“El reino de los cielos será también como un hombre que, al emprender un viaje, llamó a sus siervos y les encargó sus bienes. A uno le dio cinco mil monedas de oro, a otros dos mil y a otro solo mil, a cada uno según su capacidad. Luego se fue de viaje”
Mateo 25:14, 15, NVI
Llegué a esa iglesia para pasar una temporada. Recuerdo que se organizó un recital, había publicidades por todos lados y la asistencia aumentó la tarde de la presentación. Según nuestros criterios –seamos honestos– ese recital era un despliegue de talentos de esas personas que muchas veces catalogamos como si hubieran recibido “cinco mil”. Por alguna razón, tenemos categorías de talentos dentro de la iglesia, y muchas veces desestimamos la enorme variedad que hay y pensamos que el que sabe cantar y hablar en público ya está en notable ventaja sobre los demás.
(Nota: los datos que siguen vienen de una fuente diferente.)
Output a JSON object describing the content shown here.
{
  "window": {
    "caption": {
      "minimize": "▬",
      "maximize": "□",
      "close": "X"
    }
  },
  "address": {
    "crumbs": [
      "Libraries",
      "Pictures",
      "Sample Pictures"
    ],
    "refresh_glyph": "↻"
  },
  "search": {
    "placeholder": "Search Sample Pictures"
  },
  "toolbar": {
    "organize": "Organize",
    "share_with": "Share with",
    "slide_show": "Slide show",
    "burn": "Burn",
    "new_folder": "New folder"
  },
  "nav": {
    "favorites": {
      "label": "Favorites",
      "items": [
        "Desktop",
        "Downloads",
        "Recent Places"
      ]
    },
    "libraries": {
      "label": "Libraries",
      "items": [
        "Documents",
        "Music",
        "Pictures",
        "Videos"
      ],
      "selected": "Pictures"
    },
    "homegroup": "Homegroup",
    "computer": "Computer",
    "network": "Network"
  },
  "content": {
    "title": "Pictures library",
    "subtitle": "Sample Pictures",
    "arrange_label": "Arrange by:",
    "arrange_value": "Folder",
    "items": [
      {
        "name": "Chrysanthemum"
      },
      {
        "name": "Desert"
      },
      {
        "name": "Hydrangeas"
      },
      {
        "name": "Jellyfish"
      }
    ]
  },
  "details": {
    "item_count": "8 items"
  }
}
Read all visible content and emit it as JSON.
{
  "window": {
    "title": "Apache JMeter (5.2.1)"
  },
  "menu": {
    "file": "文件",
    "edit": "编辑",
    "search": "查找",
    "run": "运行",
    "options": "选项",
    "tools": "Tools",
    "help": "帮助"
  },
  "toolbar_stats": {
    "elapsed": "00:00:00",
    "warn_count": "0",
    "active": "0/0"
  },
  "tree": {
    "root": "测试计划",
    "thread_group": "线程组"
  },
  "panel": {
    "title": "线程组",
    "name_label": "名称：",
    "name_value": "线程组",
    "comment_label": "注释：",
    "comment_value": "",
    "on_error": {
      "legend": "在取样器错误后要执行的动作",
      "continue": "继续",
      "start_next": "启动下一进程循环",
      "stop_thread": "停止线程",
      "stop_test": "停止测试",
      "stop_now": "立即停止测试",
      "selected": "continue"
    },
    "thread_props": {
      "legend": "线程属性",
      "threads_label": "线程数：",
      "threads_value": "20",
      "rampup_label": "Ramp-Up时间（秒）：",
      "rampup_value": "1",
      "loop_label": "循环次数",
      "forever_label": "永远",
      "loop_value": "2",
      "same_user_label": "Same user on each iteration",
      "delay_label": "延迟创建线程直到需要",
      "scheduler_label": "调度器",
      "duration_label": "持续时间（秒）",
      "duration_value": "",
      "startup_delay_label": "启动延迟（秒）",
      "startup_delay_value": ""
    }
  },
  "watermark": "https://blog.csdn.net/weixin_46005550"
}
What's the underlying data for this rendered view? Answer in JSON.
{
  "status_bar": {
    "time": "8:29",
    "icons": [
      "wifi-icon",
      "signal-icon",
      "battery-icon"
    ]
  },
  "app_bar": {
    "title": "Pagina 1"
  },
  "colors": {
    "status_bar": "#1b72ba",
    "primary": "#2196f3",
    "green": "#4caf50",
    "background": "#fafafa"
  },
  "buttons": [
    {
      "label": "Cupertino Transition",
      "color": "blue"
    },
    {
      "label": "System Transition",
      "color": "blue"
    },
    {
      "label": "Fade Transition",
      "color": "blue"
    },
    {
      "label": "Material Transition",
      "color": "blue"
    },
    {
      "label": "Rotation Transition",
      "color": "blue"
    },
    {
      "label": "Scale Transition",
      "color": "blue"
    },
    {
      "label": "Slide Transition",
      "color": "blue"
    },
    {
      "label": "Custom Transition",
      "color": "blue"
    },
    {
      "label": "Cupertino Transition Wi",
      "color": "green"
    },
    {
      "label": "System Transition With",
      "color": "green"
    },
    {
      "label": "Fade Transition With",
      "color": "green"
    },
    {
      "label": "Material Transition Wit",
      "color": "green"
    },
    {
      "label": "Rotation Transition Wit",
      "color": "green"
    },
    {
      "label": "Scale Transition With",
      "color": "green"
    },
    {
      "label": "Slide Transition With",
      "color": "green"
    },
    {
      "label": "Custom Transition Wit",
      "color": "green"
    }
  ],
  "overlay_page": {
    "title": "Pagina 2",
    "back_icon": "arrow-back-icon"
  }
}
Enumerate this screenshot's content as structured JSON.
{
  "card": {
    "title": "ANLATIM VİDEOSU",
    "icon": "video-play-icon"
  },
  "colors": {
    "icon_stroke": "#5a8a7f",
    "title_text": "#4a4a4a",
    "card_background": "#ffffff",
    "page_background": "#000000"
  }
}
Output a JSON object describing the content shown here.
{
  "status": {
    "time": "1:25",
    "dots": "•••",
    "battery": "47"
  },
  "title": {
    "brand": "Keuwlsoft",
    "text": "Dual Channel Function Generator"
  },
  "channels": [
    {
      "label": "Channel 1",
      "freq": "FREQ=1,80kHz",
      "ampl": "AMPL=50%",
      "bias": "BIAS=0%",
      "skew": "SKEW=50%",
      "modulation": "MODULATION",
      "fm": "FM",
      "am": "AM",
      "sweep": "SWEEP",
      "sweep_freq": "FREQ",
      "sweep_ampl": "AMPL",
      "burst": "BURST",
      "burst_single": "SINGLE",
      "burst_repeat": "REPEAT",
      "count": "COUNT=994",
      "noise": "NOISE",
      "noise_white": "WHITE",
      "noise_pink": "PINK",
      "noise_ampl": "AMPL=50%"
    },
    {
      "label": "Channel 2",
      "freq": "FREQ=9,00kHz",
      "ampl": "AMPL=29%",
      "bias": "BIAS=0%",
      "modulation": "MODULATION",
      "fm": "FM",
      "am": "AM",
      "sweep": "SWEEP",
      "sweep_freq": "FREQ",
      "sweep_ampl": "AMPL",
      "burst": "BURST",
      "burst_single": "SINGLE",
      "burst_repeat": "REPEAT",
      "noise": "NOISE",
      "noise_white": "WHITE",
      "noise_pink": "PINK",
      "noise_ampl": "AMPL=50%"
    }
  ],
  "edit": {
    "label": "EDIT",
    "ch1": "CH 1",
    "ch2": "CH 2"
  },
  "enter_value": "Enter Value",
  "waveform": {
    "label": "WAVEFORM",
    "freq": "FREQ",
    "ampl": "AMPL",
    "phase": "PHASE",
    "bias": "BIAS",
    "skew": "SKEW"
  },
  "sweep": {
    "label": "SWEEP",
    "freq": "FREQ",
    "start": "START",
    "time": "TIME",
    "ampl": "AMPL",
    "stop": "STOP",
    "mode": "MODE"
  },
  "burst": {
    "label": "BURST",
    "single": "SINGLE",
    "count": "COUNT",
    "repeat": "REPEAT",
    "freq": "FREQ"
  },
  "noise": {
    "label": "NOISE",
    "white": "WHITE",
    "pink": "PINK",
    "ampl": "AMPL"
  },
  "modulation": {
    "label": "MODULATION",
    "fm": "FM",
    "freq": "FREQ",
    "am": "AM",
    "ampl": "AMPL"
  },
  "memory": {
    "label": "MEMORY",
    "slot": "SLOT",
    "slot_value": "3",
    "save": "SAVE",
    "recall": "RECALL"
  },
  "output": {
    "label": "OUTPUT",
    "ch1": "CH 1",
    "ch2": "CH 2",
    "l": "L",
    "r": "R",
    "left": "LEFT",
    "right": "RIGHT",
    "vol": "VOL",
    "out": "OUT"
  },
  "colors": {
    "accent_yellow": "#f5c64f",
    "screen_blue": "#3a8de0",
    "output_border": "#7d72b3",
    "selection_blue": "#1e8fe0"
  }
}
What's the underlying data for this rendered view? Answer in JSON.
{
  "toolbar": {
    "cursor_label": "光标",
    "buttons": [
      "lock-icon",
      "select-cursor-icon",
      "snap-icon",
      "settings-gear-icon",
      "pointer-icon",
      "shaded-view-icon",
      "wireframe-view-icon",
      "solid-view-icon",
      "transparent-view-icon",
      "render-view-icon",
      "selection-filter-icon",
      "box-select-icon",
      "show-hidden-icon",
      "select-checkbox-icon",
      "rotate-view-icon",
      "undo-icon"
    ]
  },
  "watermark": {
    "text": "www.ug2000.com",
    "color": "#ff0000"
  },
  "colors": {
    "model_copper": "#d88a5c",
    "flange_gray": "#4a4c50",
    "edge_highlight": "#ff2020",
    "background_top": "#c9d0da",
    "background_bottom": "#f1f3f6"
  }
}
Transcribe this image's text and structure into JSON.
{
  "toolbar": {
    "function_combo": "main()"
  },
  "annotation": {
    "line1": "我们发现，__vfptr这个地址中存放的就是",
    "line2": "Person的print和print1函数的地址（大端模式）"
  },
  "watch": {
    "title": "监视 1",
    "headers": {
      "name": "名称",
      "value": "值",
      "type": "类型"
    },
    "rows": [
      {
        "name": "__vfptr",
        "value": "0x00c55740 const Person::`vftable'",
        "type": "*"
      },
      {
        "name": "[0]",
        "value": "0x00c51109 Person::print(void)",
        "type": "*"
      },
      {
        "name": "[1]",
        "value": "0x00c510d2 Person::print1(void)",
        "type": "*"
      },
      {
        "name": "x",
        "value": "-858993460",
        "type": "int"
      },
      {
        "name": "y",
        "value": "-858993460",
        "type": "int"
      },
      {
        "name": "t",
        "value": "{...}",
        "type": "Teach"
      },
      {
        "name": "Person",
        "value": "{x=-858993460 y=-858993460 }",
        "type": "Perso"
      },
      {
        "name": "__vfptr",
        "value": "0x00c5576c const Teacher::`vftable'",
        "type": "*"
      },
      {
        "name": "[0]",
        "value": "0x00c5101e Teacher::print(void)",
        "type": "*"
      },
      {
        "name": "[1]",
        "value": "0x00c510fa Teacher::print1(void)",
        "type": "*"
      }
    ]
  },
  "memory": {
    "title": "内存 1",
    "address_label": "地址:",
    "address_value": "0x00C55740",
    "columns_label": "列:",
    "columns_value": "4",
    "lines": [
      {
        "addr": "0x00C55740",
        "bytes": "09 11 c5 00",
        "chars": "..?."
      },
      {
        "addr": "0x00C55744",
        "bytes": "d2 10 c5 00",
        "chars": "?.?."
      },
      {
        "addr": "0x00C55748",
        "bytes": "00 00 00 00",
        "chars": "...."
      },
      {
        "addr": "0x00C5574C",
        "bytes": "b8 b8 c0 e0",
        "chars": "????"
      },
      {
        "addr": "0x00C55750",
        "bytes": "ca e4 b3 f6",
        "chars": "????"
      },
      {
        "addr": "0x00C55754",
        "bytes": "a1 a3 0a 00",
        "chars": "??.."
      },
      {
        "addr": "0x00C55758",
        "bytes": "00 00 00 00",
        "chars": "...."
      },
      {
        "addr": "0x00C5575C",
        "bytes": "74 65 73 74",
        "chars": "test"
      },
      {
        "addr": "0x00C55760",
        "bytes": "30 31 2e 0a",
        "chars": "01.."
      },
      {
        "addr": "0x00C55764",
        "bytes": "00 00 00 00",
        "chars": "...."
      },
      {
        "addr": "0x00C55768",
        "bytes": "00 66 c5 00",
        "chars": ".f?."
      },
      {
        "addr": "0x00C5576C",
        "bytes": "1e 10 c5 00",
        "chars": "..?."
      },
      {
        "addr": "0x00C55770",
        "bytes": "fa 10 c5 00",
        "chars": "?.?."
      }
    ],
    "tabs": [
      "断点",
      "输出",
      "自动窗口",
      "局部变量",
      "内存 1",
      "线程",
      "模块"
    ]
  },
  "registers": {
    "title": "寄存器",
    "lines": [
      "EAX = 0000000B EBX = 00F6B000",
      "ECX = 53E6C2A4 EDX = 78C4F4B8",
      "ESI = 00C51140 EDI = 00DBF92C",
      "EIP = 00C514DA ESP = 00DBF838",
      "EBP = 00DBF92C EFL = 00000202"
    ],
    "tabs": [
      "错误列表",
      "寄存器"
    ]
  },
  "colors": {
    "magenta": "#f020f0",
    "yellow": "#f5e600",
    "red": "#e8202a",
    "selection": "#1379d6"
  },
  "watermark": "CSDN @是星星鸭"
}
Pero aquella mujer me enseñó que, a veces, vale más el corazón puesto en esos “solo mil” que la liviandad con la que algunos manejan sus “cinco mil”.
Su tarea era curiosa. Consistía en repartir agua. ¿Qué podía tener de valiosa? Bueno, resulta que cada sábado ella, sin ningún tipo de formación profesional, llevaba vasos, los repartía y preguntaba individualmente a las personas si querían agua. Se encargaba de traer para quienes quisieran e inevitablemente generaba diálogo y se aseguraba de haber saludado a cada miembro y visita, y de estar al tanto de cómo estaban o de qué tenían necesidad.
¿Desde cuándo repartir agua es un talento? No lo sé. Quizá no lo es. Pero esta mujer había convertido su habilidad para conversar, su amor sincero y su cordialidad en una doble función que resultaba en bendición. Cada sábado, sus “solo mil” se multiplicaban exactamente por la cantidad de asistentes.
¿Acaso puede decirse lo mismo de nuestros talentos?
“Muchos se excusan a sí mismos de poner sus dones al servicio de Cristo porque otros poseen mejores calificaciones y ventajas. Ha prevalecido la opinión de que solo a los que son especialmente talentosos se les requiere que consagren sus habilidades al servicio de Dios. […] Pero no lo representa así la parábola. Cuando el Señor de la casa llamó a sus siervos, dio a cada uno su trabajo” (El camino a Cristo, p. 70).
¿Tú consideras que tienes cinco mil, dos mil o solo mil talentos? No importa, pero ponlos al servicio de Dios. Serás más feliz y contagiarás eso a los demás.